Spanish government resorts to violence in an effort to prevent Catalonia Independence Vote

William Watkins – October 3, 2017

In Spain, the central government resorted to violence to stop the people of Catalonia from participating in a vote on independence. The violence from agents of the national government is distressing. According to The Telegraph:

Video footage showed officers from Spain’s national police—4,000 of whom had been brought in by the government to help quash the ballot—fighting with elderly voters, some of whom were left bleeding, and dragging young women away from polling stations by their hair.

Spanish officials shrugged off the violence and candidly stated that a few cracked heads were necessary to maintain the full authority of the central government. According to Spanish Prime Minister Mariano Rajoy: “We did what we had to do” to thwart the “premeditated attack on the legality of the Spanish state.” Mr. Rajoy has described the referendum as a “coup” and refused to accept the right of the people of Catalonia to chart their own destiny and choose whether to be an independent nation or remain under the thumb of Madrid. Mr. Rajoy’s actions and sentiments are similar to those of General Francisco Franco who attempted to destroy Catalan separatism and killed 3,500 people when he took control of the region in 1938.

Catalonia has its own language, laws, and customs. It is a fairly wealthy region that Madrid plunders to keep itself afloat.

According to The Guardian:

90% of the 2.26 million Catalans who voted on Sunday voted in favour of independence, according to preliminary results released by the region’s government. The region has 5.3 million voters. Officials said 770,000 votes were lost due to disruption which resulted in polling stations being raided by Spanish police.

Overwhelmingly, the people want independence. It is disappointing that Madrid will not listen to their voices and allow the region to go its own way. This reminds me of Abraham Lincoln’s use of federal troops to stop the Maryland legislature from deliberating on the issue of secession.

This article was originally published by the Independent Institute. William Watkins is a research fellow at the Independent Institute and the author of the book, Crossroads for Liberty: Recovering the Anti-Federalist Values of America’s First Constitution.    


3 thoughts on “Spanish government resorts to violence in an effort to prevent Catalonia Independence Vote

  1. Javier Bardavio says:

    Dear Mr Watkins

    I am afraid things are not as clear in the theory might indicate. I use to live on Barcelona but we run away from both Spanish national and Catalan autonomous governments. Both nasty. A smaller government did not improve liberty of Catalans, but otherwise it made it worse. We left because we could not choose our children educational language. Effectively only Catalan is the language in both public and private schools. We wanted Spanish and English. Catalan governments are intensely interventionist, high taxing and of course terribly corrupt. Is therefore independence better for Catalans’ freedom? I doubt it. Is there risk of making all poorer and less free? There is.
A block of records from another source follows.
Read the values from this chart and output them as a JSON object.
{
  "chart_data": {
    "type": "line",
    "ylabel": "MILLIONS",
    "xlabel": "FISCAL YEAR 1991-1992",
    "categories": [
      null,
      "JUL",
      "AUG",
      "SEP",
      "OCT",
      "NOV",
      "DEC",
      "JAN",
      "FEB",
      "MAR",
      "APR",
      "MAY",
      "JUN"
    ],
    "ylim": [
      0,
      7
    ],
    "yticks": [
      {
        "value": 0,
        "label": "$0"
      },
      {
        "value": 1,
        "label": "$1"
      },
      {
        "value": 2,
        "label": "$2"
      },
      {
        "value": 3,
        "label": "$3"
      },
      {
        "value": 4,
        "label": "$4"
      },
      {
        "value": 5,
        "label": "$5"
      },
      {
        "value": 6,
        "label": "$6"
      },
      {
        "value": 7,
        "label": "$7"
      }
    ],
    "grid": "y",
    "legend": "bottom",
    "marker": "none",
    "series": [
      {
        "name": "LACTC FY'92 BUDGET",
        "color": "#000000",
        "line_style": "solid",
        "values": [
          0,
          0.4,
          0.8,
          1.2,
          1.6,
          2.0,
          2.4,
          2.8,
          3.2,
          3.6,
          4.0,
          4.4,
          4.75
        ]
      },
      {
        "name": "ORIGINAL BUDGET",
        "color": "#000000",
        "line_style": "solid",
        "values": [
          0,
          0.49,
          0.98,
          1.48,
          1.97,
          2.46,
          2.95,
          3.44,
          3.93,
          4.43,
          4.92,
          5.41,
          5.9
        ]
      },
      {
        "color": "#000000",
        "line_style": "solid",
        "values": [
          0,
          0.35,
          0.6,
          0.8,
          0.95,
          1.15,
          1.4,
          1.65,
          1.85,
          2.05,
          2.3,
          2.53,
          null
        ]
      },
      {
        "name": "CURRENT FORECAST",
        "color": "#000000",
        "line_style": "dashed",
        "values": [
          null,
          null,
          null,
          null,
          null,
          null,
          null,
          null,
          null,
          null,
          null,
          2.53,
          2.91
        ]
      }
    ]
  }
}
    The last thirty years of Catalan government has been a drive to convert Catalans into independence advocates by doctrinal methods. The reason of such success is that individuals did not care about it and did nothing to avoid it. It has been a politically driven evolution, not a popular movement. Because is not popular in nature it is unlikely to improve matters to all but only a few. Believe me, the guys leading this do not care about people’s freedom. Did Chavez revolution aim to improve freedom for Venezuelans? Half the ones behind independence are radical leftist ready to expropriate all they find on their way, the other half have already stolen most of what they owe.

    If you searched a bit you could be surprised.


    • Javier, you raise some very interesting and important points, but these are not the subject of the article. Watkins was not commenting on the political, economic, or social issues which drive the Catalan government toward independence.

      While these issues are certainly worthy of discussion, the most important issue is the freedom to choose, and that is all Watkins was writing about. When he wrote “the right of the people of Catalonia to chart their own destiny”, he offered no opinion about whether independence would increase or decrease the freedom of Catalans.

      As Jennifer Maffessanti wrote in this article :

      “. . . if we’re serious about encouraging personal agency and self-determination, which are hallmarks of liberty, that’s going to inevitably mean that some people are going to make choices that we don’t necessarily agree with. But that doesn’t mean they don’t have the right to choose them. Because if we don’t have the right to choose poorly, then we don’t really have the right to choose at all.”

      • Javier Bardavio says:

        Thanks very much Lee. That was exactly my point. The right to choose. Catalan government, the one that now claims the right to choose for independence, never gave the right to choose others the language to raise their children. Or what school programs. Or what school. We are talking hundreds of thousands of families.

        Do you think that 35 years of educational freedom would have evolved to the present situation? Are we sure we are talking about free choice? Wouldn’t that be conditional choice? Wouldn’t it be a choice as when a voter votes for a politician that will rise someone else’s taxes for his own benefit? Is that legitimate? Would the guy that does not want independence be a one that simply disagrees or a victim?

        I am just glad I am no longer there.

        By the way, I enjoyed your article on London roads. Agree. In fact so much public intervention will harm the next transport revolution. Something we desperately need. But I actually cycle to work.